著者:石田 麻琴

転換率(コンバージョン率)とははたして何者なのか?その2【no.1613】

 「転換率(コンバージョン率)」について考える。二回目です。

 「うちの会社の転換率(コンバージョン率)っていいんですか?悪いんですか?」この質問にきちんと答えられないのが転換率というものです。前回紹介したとおり「転換率は戦略・商材・運営方法などによって変わる」「転換率の計算式は割り算である」ことが落とし穴であると紹介をしました。

 今回のテーマは「転換率を決めるもの」です。

*他店の転換率を気にしない。過去の転換率を気にする

 前回のコラムでも紹介したとおり、転換率はネットショップの戦略、ネットショップで取り扱っている商材、ネットショップの運営方法などなどによって変わります。ですから競合のネットショップに比べて「良い」も「悪い」もありませんし、「あのネットショップの転換率は●●%らしいぞ」と気にしても仕方がありません。気にするとすれば、自社のネットショップです。

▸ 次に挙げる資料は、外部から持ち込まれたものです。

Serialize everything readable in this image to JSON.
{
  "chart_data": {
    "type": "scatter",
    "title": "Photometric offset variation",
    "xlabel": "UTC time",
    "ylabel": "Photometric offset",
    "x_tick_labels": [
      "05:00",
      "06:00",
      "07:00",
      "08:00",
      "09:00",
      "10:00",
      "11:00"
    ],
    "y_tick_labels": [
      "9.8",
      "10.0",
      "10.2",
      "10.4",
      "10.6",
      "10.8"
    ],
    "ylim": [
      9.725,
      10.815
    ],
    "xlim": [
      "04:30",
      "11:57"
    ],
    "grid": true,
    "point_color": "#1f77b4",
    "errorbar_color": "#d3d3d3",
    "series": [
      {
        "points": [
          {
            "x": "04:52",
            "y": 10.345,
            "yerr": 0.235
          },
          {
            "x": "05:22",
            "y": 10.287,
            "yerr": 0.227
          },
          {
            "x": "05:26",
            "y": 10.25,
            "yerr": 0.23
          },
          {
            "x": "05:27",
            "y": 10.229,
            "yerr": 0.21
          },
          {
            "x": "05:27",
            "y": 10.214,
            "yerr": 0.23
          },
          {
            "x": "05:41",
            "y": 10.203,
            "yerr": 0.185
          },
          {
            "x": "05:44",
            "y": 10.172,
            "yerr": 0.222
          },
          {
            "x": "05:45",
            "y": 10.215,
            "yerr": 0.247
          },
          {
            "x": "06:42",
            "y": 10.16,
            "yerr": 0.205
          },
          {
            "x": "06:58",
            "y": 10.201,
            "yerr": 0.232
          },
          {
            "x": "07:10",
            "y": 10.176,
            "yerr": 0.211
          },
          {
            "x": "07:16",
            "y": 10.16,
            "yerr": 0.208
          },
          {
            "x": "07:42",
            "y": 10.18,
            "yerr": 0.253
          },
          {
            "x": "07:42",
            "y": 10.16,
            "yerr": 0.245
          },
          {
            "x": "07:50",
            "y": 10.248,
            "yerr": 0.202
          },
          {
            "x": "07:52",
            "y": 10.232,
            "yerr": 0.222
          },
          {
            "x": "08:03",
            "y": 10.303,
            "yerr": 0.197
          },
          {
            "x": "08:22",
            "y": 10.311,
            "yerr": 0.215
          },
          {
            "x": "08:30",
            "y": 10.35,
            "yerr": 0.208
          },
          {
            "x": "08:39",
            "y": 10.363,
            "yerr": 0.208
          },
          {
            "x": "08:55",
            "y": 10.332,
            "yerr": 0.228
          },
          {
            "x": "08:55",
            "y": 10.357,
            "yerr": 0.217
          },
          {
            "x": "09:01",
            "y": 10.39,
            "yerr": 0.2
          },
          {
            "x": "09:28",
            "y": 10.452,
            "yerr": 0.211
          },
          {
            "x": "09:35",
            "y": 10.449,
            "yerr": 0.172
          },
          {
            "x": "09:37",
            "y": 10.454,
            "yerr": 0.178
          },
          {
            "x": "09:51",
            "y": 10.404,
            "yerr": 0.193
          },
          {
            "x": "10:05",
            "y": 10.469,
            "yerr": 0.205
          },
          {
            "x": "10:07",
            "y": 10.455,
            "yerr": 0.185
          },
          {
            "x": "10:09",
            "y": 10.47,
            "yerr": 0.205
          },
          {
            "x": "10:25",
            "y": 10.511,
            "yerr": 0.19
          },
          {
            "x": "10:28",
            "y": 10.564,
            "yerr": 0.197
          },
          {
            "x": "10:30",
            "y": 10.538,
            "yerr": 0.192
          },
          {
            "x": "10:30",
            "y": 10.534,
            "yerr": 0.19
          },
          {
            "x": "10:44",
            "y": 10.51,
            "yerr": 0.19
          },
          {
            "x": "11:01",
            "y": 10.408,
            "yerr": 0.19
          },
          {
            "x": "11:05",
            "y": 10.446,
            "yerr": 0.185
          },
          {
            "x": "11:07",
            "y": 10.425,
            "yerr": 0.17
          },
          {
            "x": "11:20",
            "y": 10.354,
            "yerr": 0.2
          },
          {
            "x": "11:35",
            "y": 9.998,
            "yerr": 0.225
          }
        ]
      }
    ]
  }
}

 自社のネットショップの「前月の転換率」や「前年同月の転換率」と「現在の転換率」を比較して、「高くなっているか」それとも「低くなっているか」そしてそれが「改善の成果によるものなのか」を考えていってください。それでも「転換率の計算式=割り算」ですから、前年同月から転換率が下がっていたとしても実は「分母=アクセス数」が増えているだけだったりもします。転換率が下がっても売上が上がっているケースもあるんですね。

*転換率を決めるもの

 ネットショップの「転換率を決めるもの」をざざっと挙げていきます。

 商品力。ネットショップで販売している商品の力が転換率を大きく左右します。特に転換率が動くのは新商品が発売されたタイミングです。新しい商品が売れると転換率が伸びていきます。逆にいえば、転換率を引き上げている商品が「売れる商品」ということにもなります。Eコマースのマーケティングのセオリーのひとつでもありますが、転換率は「主観ではなく客観で判断する」ための材料にもなります。

 提案力。ネットショップで販売している商品の提案(見せ方・作り込み)を変えると転換率の数字が動いていきます。非常にわかりやすいのは商品画像を変えることです。食品カテゴリの商材などはシンプルな物撮りよりも「美味そうに撮れた画像」の方が転換率は好転します。この「美味そうに撮れた画像」というのが難しかったりもするのですが、ここでも「転換率が良くなった画像が美味しそうに撮れた画像」と言える部分もありそうです。

 サービスの充実。いまどきはあまりないかもしませんが、決済方法として銀行振込しか選択肢がなかったネットショップがクレジットカード決済を導入するとその時点で転換率が好転します。送料無料をうたっていたネットショップが送料を負担してもらうようになった途端転換率が下落します。サービスの内容によってネットショップの転換率は変わっていきます。

 集客力。一般的にネットショップへのアクセスが初めての新規顧客の割合が多ければ多いほど転換率は下がっていきます。逆にネットショップへのアクセスにおけるリピート顧客・既存顧客の割合が高いほど転換率は上がっていく傾向にあります。前述とおり転換率の計算式的には「分母=アクセス数」なので、集客力は転換率の数字を大きく動かします。

*転換率は「お客様」が決める

 転換率の分析と改善を進める上でまず押さえておきたい概念は「転換率は『お客様』が決める」ということです。「どんなお客様がどんな商品をみたときにどんな反応をしてくれているのか」。転換率を分析するためには「お客様」をセグメンテーションして考えなければいけません。転換率は「全体を把握する」ものだけではありません。